Stephen A. Boorjian, MD
The established efficacy of single-agent checkpoint inhibition for metastatic urothelial carcinoma along with molecule expression analyses suggests that PD-1/PD-L1 inhibition could hold promise for patients with non-muscle invasive bladder cancer (NMIBC), particularly those unresponsive to Bacillus Calmette-Guérin (BCG), according to a presentation by Stephen A. Boorjian, MD, at the 2017 SUO Annual Meeting.
The definition of BCG unresponsiveness is nuanced, based on the grade and extent of the disease. For those who do not respond within 1 year or following 2 induction cycles of BCG, the next treatment is typically radical cystectomy. For patients who are unwilling or unable to undergo cystectomy, guidelines suggest that clinicians recommend clinical trial enrollment.
“I think radical cystectomy has to remain the gold standard of therapy in 2017 for BCG-unresponsive NMIBC,” noted Boorjian, a urologist at the Mayo Clinic. “The concept of this definition [of unresponsiveness] is to identify patients who are not going to benefit from additional BCG therapy."
Given the complications associated with cystectomy, there is a need for more effective therapies for NMIBC, specifically given recent BCG shortages. Checkpoint inhibition offers a viable alternative, given its activity in metastatic urothelial carcinoma. Multiple agents are now approved by the FDA both in the second-line metastatic setting and as first-line therapy for platinum-ineligible metastatic disease.
Adding to this, NMIBC is an immune sensitive disease. “We have decades of evidence showing us that NMIBC is an immune-sensitive disease, as shown by its response to BCG intravesical therapy,” Boorjian said. BCG is thought to work via immune-related pathways, as there is an increase in cytokine secretion and upregulation of TH1 immune response during its administration.
Adding to the establish immunosensitivity, Boorjian noted that a study investigating PD-L1 expression across bladder cancer tumor stages demonstrated the highest expression of PD-L1 in patients who had carcinoma in situ, and a 15- to 20-fold increase of expression was seen in patients with carcinoma in situ recurrence after BCG therapy.

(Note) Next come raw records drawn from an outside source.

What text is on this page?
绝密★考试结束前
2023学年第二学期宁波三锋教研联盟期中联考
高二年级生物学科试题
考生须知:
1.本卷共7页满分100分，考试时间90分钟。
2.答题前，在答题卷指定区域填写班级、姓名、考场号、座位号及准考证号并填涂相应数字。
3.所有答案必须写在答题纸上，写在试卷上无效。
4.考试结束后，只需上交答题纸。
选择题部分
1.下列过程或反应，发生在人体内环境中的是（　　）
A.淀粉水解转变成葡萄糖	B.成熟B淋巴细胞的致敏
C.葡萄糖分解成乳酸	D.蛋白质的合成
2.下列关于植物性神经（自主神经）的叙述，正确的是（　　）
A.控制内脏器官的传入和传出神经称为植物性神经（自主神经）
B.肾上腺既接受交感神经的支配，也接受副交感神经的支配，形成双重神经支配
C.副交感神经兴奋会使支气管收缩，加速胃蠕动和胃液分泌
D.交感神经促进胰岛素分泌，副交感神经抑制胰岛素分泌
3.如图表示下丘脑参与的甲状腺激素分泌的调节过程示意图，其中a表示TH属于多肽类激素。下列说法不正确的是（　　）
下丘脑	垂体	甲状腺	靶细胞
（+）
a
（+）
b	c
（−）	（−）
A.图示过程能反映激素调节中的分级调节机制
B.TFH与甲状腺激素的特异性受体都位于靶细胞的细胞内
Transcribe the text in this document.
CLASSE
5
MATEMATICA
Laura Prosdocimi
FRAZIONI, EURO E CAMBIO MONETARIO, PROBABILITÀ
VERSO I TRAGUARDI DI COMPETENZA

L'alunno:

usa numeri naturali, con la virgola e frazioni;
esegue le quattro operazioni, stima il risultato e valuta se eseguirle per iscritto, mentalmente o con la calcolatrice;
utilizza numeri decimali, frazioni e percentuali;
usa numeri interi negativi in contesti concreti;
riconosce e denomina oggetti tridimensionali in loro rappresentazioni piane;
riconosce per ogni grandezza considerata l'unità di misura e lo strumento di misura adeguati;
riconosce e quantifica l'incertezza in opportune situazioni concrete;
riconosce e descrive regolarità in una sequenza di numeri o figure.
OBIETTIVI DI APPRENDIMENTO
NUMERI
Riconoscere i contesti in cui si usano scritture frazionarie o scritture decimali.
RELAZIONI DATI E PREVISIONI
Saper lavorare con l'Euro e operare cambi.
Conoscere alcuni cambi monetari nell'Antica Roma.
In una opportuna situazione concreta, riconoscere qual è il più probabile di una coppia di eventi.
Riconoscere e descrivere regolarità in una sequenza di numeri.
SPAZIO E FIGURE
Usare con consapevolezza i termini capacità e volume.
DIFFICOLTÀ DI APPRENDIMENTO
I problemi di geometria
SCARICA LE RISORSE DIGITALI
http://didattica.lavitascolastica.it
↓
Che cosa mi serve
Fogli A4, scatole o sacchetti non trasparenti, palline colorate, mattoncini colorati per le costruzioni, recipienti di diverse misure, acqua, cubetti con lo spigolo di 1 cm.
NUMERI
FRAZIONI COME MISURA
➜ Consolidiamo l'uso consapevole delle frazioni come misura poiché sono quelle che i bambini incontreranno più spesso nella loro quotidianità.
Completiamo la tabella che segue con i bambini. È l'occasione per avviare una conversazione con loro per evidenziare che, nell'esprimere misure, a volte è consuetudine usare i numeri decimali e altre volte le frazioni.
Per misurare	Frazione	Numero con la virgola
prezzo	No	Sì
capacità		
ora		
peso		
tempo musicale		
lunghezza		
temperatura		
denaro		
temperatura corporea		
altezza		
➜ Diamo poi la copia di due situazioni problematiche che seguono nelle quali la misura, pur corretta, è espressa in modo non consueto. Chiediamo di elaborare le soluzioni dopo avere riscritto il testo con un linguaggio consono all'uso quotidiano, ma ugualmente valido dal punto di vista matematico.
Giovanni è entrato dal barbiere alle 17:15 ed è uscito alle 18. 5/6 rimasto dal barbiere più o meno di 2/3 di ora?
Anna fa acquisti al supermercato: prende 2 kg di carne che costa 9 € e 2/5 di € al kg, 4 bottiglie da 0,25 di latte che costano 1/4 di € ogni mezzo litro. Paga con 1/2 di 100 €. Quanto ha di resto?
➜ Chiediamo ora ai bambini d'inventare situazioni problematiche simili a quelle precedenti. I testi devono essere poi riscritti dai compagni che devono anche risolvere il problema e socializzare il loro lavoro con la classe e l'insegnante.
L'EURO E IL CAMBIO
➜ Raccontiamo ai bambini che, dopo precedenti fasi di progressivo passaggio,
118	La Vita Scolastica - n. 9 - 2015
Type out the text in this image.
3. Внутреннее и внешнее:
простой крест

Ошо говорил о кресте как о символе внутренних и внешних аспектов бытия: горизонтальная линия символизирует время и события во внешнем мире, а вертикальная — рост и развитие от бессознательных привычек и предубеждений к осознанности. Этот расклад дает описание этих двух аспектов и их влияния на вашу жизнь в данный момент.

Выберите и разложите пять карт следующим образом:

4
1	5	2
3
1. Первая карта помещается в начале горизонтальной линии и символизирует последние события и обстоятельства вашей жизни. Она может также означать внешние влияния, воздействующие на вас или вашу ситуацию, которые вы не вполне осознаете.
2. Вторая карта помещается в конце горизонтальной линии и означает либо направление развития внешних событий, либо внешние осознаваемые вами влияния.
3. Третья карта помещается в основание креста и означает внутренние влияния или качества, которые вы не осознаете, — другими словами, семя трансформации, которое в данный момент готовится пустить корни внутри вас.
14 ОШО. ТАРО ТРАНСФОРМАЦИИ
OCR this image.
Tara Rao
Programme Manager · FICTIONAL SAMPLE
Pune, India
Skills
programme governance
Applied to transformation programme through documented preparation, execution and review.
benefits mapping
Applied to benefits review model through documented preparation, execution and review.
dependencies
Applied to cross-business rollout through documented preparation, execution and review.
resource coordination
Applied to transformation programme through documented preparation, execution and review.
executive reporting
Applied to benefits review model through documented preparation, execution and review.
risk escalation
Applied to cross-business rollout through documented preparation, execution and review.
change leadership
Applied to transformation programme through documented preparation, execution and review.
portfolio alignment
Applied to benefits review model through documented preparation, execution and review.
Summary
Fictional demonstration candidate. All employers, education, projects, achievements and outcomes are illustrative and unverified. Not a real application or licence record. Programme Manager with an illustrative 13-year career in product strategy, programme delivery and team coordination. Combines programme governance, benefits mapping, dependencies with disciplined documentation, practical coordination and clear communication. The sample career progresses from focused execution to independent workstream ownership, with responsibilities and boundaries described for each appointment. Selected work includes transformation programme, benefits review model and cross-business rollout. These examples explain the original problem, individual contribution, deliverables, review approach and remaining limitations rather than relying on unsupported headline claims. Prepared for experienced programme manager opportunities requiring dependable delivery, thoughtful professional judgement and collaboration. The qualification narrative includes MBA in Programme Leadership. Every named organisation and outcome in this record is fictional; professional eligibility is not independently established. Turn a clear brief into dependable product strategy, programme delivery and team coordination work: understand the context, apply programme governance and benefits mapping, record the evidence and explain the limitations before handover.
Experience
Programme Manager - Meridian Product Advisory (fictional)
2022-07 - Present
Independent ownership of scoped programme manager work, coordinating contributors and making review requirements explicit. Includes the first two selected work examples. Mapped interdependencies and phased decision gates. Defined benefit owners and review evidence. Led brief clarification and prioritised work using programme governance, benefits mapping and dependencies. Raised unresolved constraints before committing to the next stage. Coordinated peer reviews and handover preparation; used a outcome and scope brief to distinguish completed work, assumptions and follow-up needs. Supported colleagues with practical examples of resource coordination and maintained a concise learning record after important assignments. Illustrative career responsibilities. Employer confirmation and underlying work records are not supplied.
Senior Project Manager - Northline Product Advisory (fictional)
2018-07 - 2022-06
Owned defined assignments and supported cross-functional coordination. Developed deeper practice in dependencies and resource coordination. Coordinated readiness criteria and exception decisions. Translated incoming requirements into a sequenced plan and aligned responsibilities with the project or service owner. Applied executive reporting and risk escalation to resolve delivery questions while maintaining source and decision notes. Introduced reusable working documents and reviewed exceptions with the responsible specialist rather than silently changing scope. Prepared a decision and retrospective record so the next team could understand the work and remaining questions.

“We did a subsequent study looking at PD-1 expression on tumor infiltrating lymphocytes and likewise found significant increase in expression in patients treated with BCG, and a correlation of expression on tumor infiltrating lymphocytes of PD-1 with tumor expression of PD-L1,” Boorjian said.
There are currently trials of checkpoint inhibitors that are open for patients with NMIBC, which could represent an important alternative to cystectomy. There is the phase II SWOG S1605 trial of atezolizumab (Tecentriq) in BCG unresponsive NMIBC (NCT02844816), and the phase II KEYNOTE-057 trial of pembrolizumab (Keytruda) in patients with high-risk NMIBC (NCT02625961). There is also a phase I/II trial, ADAPT-BLADDER, investigating durvalumab (Imfinzi) in BCG-relapsed urothelial carcinoma (NCT03317158).
However, Boorjian cautioned that there are uncertainties and concerns regarding checkpoint inhibitors for NMIBC. The activity of checkpoint inhibitors in NMIBC itself remains unknown at this point, and so participation in clinical trials is paramount. The importance of expression of checkpoint blockade biomarkers in NMIBC is also unestablished, and there is conflicting evidence concerning the importance of expression in the metastatic setting.
Clinicians also need to be mindful of adverse effects the drugs may have on their patients, he said. “We have to balance the potential toxicities of treatment versus the potential lethality of the disease; these are often elderly or comorbid populations of patients not fit for cystectomy, so how they are going to handle potential immune-related adverse effects of these medications remains to be determined,” Boorjian said.
Boorjian SA. Promise of checkpoint inhibitors for BCG-unresponsive NMIBC: how excited should we be? Presented at: 2017 SUO Annual Meeting; November 29-December 1, 2017; Washington, DC.